As of 2025, Prime Video has not officially cancelled the series or renewed it for a second season.

== Release ==
On January 3, 2023, Amazon released a teaser for the series, for which they set a February 24, 2023, release date.

== Reception ==
The Consultant received generally positive reviews from critics. On Rotten Tomatoes, the series has a rating of 80% based on 44 reviews. The website's critical consensus reads, "With Christoph Waltz's menacing charm on retainer, The Consultant compensates for its lack of depth with slick presentation and diverting twists." On Metacritic, it has a score of 65 out of 100, indicating "generally favorable reviews".

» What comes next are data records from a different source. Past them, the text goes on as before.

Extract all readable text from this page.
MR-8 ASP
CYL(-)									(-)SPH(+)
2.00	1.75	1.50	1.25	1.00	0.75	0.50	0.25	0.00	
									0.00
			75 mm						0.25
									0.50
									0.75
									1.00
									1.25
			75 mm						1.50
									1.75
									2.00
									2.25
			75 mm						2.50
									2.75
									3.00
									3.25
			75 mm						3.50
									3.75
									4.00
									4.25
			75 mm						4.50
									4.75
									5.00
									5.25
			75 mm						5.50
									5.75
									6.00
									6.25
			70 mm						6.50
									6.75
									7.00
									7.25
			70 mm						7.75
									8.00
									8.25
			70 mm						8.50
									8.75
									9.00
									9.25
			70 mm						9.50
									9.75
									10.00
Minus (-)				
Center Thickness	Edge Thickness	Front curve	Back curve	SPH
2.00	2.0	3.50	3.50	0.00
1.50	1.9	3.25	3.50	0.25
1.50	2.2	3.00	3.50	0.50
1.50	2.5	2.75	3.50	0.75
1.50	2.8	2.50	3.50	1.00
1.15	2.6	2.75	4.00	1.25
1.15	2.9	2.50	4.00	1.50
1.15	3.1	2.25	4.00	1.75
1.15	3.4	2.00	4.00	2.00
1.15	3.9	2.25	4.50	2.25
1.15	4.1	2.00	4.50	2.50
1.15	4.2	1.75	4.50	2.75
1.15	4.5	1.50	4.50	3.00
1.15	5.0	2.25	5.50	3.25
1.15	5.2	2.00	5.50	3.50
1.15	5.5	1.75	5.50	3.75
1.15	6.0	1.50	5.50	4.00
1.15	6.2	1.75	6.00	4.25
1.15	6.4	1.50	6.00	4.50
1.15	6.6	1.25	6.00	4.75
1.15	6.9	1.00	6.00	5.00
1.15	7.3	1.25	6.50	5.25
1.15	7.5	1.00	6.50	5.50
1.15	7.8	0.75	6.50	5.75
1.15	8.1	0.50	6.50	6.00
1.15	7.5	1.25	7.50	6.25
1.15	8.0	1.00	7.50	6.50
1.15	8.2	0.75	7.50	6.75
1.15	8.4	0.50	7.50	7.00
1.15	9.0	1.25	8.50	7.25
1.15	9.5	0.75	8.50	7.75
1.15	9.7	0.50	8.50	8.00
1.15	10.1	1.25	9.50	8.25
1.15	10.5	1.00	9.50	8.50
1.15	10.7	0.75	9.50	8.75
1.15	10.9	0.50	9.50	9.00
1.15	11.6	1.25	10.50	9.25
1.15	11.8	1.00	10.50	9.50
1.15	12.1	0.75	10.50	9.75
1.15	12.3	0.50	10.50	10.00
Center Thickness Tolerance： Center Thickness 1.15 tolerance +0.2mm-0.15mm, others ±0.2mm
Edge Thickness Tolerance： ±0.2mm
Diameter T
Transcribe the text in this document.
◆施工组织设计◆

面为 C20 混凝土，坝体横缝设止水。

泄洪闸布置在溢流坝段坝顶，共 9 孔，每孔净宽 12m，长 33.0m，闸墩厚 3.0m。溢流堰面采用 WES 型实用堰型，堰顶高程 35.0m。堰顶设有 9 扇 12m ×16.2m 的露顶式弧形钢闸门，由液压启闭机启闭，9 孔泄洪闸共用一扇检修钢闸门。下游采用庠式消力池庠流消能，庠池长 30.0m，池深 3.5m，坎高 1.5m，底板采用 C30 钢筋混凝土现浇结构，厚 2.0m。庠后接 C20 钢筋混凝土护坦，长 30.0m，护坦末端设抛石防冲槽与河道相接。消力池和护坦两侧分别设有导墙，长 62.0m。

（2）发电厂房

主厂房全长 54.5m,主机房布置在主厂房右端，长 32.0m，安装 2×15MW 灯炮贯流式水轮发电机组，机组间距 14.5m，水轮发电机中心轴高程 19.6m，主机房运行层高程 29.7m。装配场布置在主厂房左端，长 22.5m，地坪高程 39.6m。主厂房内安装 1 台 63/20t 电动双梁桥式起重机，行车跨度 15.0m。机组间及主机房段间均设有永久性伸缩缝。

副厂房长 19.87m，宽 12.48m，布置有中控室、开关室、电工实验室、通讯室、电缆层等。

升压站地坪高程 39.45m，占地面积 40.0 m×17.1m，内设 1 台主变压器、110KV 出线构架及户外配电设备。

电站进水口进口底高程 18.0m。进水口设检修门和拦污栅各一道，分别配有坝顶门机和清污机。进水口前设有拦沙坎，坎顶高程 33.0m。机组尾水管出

John Anderson of The Wall Street Journal praised Waltz's performance, calling it "a mixed blessing in what is essentially a mystery in slow motion that keeps tilting toward comedy." However, he criticized the series' plotting and pace, stating that it "strings us along with unresolved questions, presuming we’ll stay fascinated, in a way that’s become irritatingly common among eight-part series." Daniel Fienberg of The Hollywood Reporter criticized the series as feeling "perplexingly rushed at times and oppressively elongated at others", noting the lack of stylistic cohesion between the episodes, and feeling that the series overall was "neither terrifying nor trenchant." Fienberg wrote that Waltz gave "a compulsively watchable performance that falls right into the Oscar winner’s comfort zone of seductive weirdness", but felt it too reminiscent of the actor's previous roles.

Annie Burke of The A.V. Club unfavorably compared the series to Apple TV+'s Severance, feeling that it "lacks the concentrated, speculative concept" of that series. However, she praised the production design, calling the series' fictional workplace "a character, a narrative device, and a motif all rolled into one." She too described Waltz's performance as derivative of his former roles, writing that The Consultant "amounts to Waltz reprising his role from Horrible Bosses 2 with a steely, vaguely supernatural twist." Nick Allen of RogerEbert.com criticized the series' writing for "piling on mysteries for the sake of getting stranger and stranger, without building a significant amount of tension." Kristen Baldwin of Entertainment Weekly was more positive, calling the series' story "marvelously weird and darkly funny." She praised the performances of the central cast, noting Waltz's "quiet menace", O'Grady's "wary longing", and Wolff's "winning vulnerability".